Gallagher replies after Ross alleges harassment was so bad ‘he feels unsafe in his own home’

Camera spy

Gallagher has admitted carrying out ‘covert surveillance’ on former international boss David Ross but denies breaking data protection rules.

Ross accuses Gallagher of harassment and wants between £15,000 and £50,000 in compensation. He claims the spying was so bad he ‘feels unsafe in his own home’ and that he had to fork out £5,194 on domestic security cameras.

He also alleges in a counter-claim that Gallagher failed to comply with the Data Protection Act. Meanwhile, a US surveillance firm watched his every move.

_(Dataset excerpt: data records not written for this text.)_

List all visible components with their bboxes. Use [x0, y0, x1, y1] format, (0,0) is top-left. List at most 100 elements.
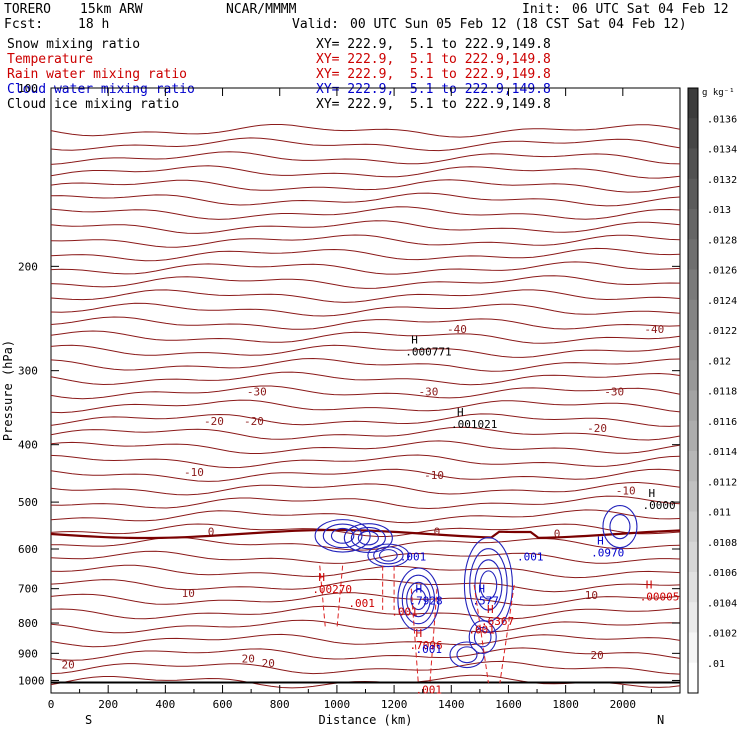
colorbar-tick-label: .0134: [707, 145, 737, 156]
isotherm-label: -20: [587, 422, 607, 435]
x-tick-label: 1400: [438, 698, 465, 711]
isotherm-label: 0: [208, 525, 215, 538]
extremum-mark: H: [457, 406, 464, 419]
isotherm-line: [50, 137, 681, 152]
isotherm-label: 10: [585, 589, 598, 602]
isotherm-label: -10: [424, 469, 444, 482]
contour-label: .001: [391, 606, 418, 619]
extremum-value: .6367: [481, 615, 514, 628]
colorbar-tick-label: .0124: [707, 296, 737, 307]
isotherm-label: -30: [247, 385, 267, 398]
isotherm-line: [50, 316, 681, 330]
isotherm-label: 20: [262, 657, 275, 670]
extremum-value: .00005: [640, 591, 680, 604]
isotherm-line: [50, 633, 681, 648]
cloud-water-contour: [406, 581, 431, 618]
x-tick-label: 1600: [495, 698, 522, 711]
contour-label: .001: [416, 683, 443, 696]
contour-label: .001: [416, 643, 443, 656]
colorbar-cell: [688, 541, 698, 573]
isotherm-line: [50, 234, 681, 248]
isotherm-line: [50, 592, 681, 606]
cloud-water-contour: [373, 546, 404, 565]
isotherm-line: [50, 275, 681, 289]
x-tick-label: 600: [213, 698, 233, 711]
isotherm-label: 0: [434, 525, 441, 538]
cloud-water-contour: [314, 519, 371, 553]
model-resolution: 15km ARW: [80, 2, 143, 17]
cloud-water-contours: [314, 505, 638, 669]
cloud-water-contour: [410, 588, 427, 611]
isotherm-label: -40: [447, 323, 467, 336]
extremum-value: .0970: [591, 547, 624, 560]
extremum-value: .00270: [312, 583, 352, 596]
isotherm-line: [50, 192, 681, 207]
cloud-water-contour: [397, 567, 440, 632]
colorbar-tick-label: .0136: [707, 114, 737, 125]
x-tick-label: 1000: [324, 698, 351, 711]
isotherm-line: [50, 151, 681, 165]
fcst-label: Fcst:: [4, 17, 44, 32]
isotherm-line: [50, 179, 681, 193]
isotherm-line: [50, 481, 681, 496]
extremum-mark: H: [416, 582, 423, 595]
zero-isotherm: [50, 528, 681, 540]
isotherm-line: [50, 357, 681, 372]
contour-label: .001: [400, 551, 427, 564]
isotherm-label: -30: [418, 385, 438, 398]
x-tick-label: 1800: [552, 698, 579, 711]
colorbar-frame: [687, 87, 699, 694]
y-tick-label: 700: [18, 583, 38, 596]
isotherm-label: -20: [204, 415, 224, 428]
rain-water-contour: [382, 565, 395, 610]
isotherm-label: -10: [616, 485, 636, 498]
cloud-water-contour: [479, 570, 498, 600]
isotherm-line: [50, 440, 681, 454]
colorbar-cell: [688, 602, 698, 633]
y-tick-label: 900: [18, 647, 38, 660]
isotherm-line: [50, 468, 681, 482]
extremum-value: .7928: [410, 594, 443, 607]
y-top-tick-label: 100: [18, 82, 38, 95]
isotherm-label: -10: [184, 466, 204, 479]
contour-label: .001: [348, 597, 375, 610]
extremum-value: .001021: [451, 418, 497, 431]
isotherm-line: [50, 426, 681, 441]
colorbar-tick-label: .0106: [707, 568, 737, 579]
colorbar-cell: [688, 572, 698, 603]
isotherm-line: [50, 289, 681, 303]
isotherm-line: [50, 578, 681, 593]
y-tick-label: 600: [18, 543, 38, 556]
legend-name: Cloud ice mixing ratio: [7, 97, 180, 112]
colorbar-tick-label: .01: [707, 659, 725, 670]
x-tick-label: 400: [155, 698, 175, 711]
colorbar-cell: [688, 481, 698, 512]
colorbar-cell: [688, 269, 698, 301]
contour-label: .001: [468, 623, 495, 636]
colorbar-tick-label: .0102: [707, 629, 737, 640]
cloud-water-contour: [602, 505, 638, 549]
isotherm-line: [50, 261, 681, 275]
isotherm-line: [50, 206, 681, 220]
colorbar-cell: [688, 178, 698, 210]
isotherm-line: [50, 330, 681, 344]
cloud-water-contour: [473, 626, 492, 648]
colorbar-tick-label: .013: [707, 205, 731, 216]
colorbar-cell: [688, 632, 698, 664]
x-tick-label: 0: [48, 698, 55, 711]
cloud-water-contour: [469, 548, 508, 622]
isotherm-line: [50, 647, 681, 661]
colorbar-tick-label: .012: [707, 356, 731, 367]
south-label: S: [85, 713, 92, 727]
colorbar-cell: [688, 511, 698, 543]
cloud-water-contour: [357, 530, 379, 546]
isotherm-line: [50, 371, 681, 386]
isotherm-label: 20: [242, 652, 255, 665]
x-axis-title: Distance (km): [319, 713, 413, 727]
isotherm-line: [50, 165, 681, 179]
cloud-water-contour: [468, 620, 497, 655]
colorbar-tick-label: .0122: [707, 326, 737, 337]
y-axis-title: Pressure (hPa): [1, 340, 15, 441]
init-label: Init:: [522, 2, 562, 17]
cloud-water-contour: [330, 527, 355, 544]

But in court papers released today, Gallagher responded fully to Ross’s allegations of harassment.

One of Ross’s key accusations is that the surveillance records were compiled in breach of his ‘reasonable expectation of privacy’.

The US broking group said he had agreed to something called the Ross Service Agreement, which meant the company had the right to carry out surveillance in this particular situation.

Furthermore, Gallagher was allowed to monitor his emails as part of its IT policy, something Ross had signed up to.

Gallagher batted away all his allegations of Data Protection Act breaches, and that it acted responsibly and within its rights at all times.

Gallagher said Ross himself was known to carry out surveillance when he was at the helm of the international business.

Gallagher said: “Mr Ross was aware of the likelihood of surveillance being used in these circumstances. Without prejudice to the generality of the foregoing, on at least one occasion, Mr Ross himself authorised surveillance of employees for the purposes of ascertaining whether or not they were complying with their obligations to Gallagher and/or whether their conduct posed a threat to Gallagher’s legitimate business interests.”

Former international finance chief Mark Mugge also accuses Gallagher of harassment, but the response to his counter-claim is yet to be released. Gallagher is suing Ross, Mugge and financial consultant Chris Keey for organising team lifts and scuppering its acquisitions plans.

Ross, Mugge and Keey deny all the allegations. A trial is expected between July 10 and July 17.